Sunday, July 6, 2008

Healthcare Costs, yeah that topic again!

Do any of you know how the costs are distributed when you make a visit to your favorite (I mean PCP) physician? Would you hazard a guess as to what the absolute minimum cost is when you make a physician visit (besides the co-pay that is)? Has someone ever tried to find out what these costs are prior to or after you make a visit?

The answer to my last question for most people would be a “NO” I am assuming. Why? Let me tell you why. As long as the visit is for something not too serious (surgery or any invasive procedure) most often the doctor or the person at the front desk of the hospital would have told you: “don’t worry about it your insurance will pay for it”. And you move on since it does not concern you. I’ve done that a couple of times myself so I know the situation. Well, maybe we should all have cared to find out how exactly we are getting charged. Why do I think so? Let me tell you why I think so (by the way, I love replying to a “Why do I think so?” using the Let me tell you . Soooo old school movies! But I digress). Two examples:

Example 1:
Y’all remember my posting (more like a rant) on my visit to my PCP to get the required vaccines from a few weeks ago? Well well, apparently that saga needed a different ending. So, I got a snail mail from the MIT medical office earlier this week informing me that I still needed to get another vaccine or furnish results to a test in order for them to approve my policy. Both my doctor and I had forgotten to read that on the MIT medical list of required vaccines that I needed TWO of MMR were required not one . She in her haste (and me in my enraged state) had missed it.

So I ended up calling my hospital to get those test results. Of course, I go through the usual call transfer cycle from one department to another with no solution in sight. And I was about to break my phone at work. I finally got hold of a lady in the lab and told her that I needed the results. She of course checked and told me that she can’t release them to me unless the doctor approves it (for crying out loud these are not pregnancy tests!). And so I find out that my doctor has left the Hospital. Left? No reason was given. I had to apparently leave a voice mail with the nurses and they would respond when they could. Should I tell you how I was feeling at that moment?

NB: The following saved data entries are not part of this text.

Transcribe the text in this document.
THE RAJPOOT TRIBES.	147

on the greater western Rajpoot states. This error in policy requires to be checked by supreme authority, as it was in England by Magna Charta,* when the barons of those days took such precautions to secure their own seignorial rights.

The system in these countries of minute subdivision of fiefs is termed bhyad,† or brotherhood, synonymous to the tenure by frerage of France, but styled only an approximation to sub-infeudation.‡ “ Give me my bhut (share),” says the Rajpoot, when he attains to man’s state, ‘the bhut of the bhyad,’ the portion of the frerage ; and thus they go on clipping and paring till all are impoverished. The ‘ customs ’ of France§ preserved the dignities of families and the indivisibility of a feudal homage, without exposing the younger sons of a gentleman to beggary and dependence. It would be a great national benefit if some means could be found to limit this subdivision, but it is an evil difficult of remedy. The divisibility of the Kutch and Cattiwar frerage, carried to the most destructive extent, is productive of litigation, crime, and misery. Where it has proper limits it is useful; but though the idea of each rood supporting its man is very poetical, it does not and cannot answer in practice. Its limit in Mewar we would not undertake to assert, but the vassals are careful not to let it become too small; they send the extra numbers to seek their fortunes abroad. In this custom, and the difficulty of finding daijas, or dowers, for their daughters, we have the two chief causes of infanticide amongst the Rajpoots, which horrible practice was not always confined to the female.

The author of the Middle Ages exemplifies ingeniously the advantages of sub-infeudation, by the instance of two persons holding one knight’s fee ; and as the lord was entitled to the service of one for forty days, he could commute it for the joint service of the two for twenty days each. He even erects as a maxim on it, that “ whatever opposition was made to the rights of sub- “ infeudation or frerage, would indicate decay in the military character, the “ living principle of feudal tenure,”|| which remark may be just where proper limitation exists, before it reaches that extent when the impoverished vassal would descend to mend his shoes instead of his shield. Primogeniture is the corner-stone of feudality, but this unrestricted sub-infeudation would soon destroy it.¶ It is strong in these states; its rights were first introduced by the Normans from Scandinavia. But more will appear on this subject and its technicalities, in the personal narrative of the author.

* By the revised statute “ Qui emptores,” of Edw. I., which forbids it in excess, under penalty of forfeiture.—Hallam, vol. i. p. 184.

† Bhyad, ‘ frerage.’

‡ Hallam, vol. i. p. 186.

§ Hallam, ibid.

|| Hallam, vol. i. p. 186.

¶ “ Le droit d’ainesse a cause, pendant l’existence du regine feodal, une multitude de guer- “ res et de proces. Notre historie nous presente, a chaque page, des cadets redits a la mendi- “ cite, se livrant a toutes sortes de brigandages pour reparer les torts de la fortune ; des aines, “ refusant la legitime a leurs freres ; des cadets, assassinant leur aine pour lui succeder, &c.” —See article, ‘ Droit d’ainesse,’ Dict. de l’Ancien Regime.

I calmed down and called the billing department of the hospital to find out how much they had charged for my last two visits and to see if I had any room within my insurance limit to get another shot. The lady in billing told me that they had charged a total of $450 for my two visits. I am like, “what?” I had 2 vaccines and a test done for chris’ sakes! I then asked her to detail the costs for my two trips to the doctor. Get this, apparently there is a fixed cost associated with a visit regardless of what you are in for. This at my hospital was $25 for admin fee + $80 for hospital fee + my co-pay. So I am effectively paying $105-130 just for stepping in the door. What for exactly? Well of course they give you a laundry list of reasons: insurance to cover this, costs to cover for keeping your records, and what have you. I know that there has to be a fixed cost that needs to cover basic operations but this seemed ridiculous. My test cost $80 and vaccines cost me another $80.

So if you are keeping track, the actual cost for my visits (cost of vaccines and tests) turns out to be 30% of what the hospital ended up charging the insurance company. 70% overhead is an absolute rip-off if you think about it. Where do I start in assessing the outrageousness (is that a word?) of this cost basis. Can somebody please tell me how this is justifiable?

Example 2:
I scheduled my last dental visit 2 weeks ago at my regular dentist. Earlier this year they told me that I needed a deep clean which they said would be done in two visits. I had them done in March but they had not billed me yet. Anyway, I had specifically told the doctor that I would go ahead with them only if it was absolutely necessary since my insurance had a yearly cap for dental visits and costs. The doctor assured me that it would be within the limits and asked me not to worry about it.

When I asked for a cost detail the doctor gave me the list. It clearly was above the limit. When I asked the doctor told me: “This is normal”. The dentists apparently send an exaggerated bill to the insurance company. The insurance company looks at it then pays whatever it deems appropriate (which varies from 50 to 80% of the amount charged). The remaining money is expected to be paid by the customer. So when the bill came I called and talked to the doctor that I will not make ANY payment since I had specifically indicated my concern prior to the procedure. The doctor, to my surprise, waived the amount that the bill said I owed. Note that this had happened twice before. So I asked the doctor if they can so easily let that amount go unpaid why charge higher to begin with. Imagine the shock when I heard his response. Apparently this is a game that they play with the insurance companies: they charge more than they should, knowing fully well that the insurance company will only pay a % of the amount asked. In the end that % payment covers the amount they actually want. I hung up perplexed and a tad bit disgusted. But then a thought occurred to me, what about the unsuspecting patients who pay whatever amount is listed on the bill eventually sent to them by the dentist’s office. Vow. I hope everyone checks their medical bills before they pay.

Lessons from this: always enquire about your medical costs and the US Healthcare system needs to be fixed.

PS: oh, how did my vaccine sage end? Well, I ended up getting another vaccine but got charged less since I found out that you can request a nurse’s visit which does not require you to pay for the admin costs. Again, this because I was anal and insisted on finding out more.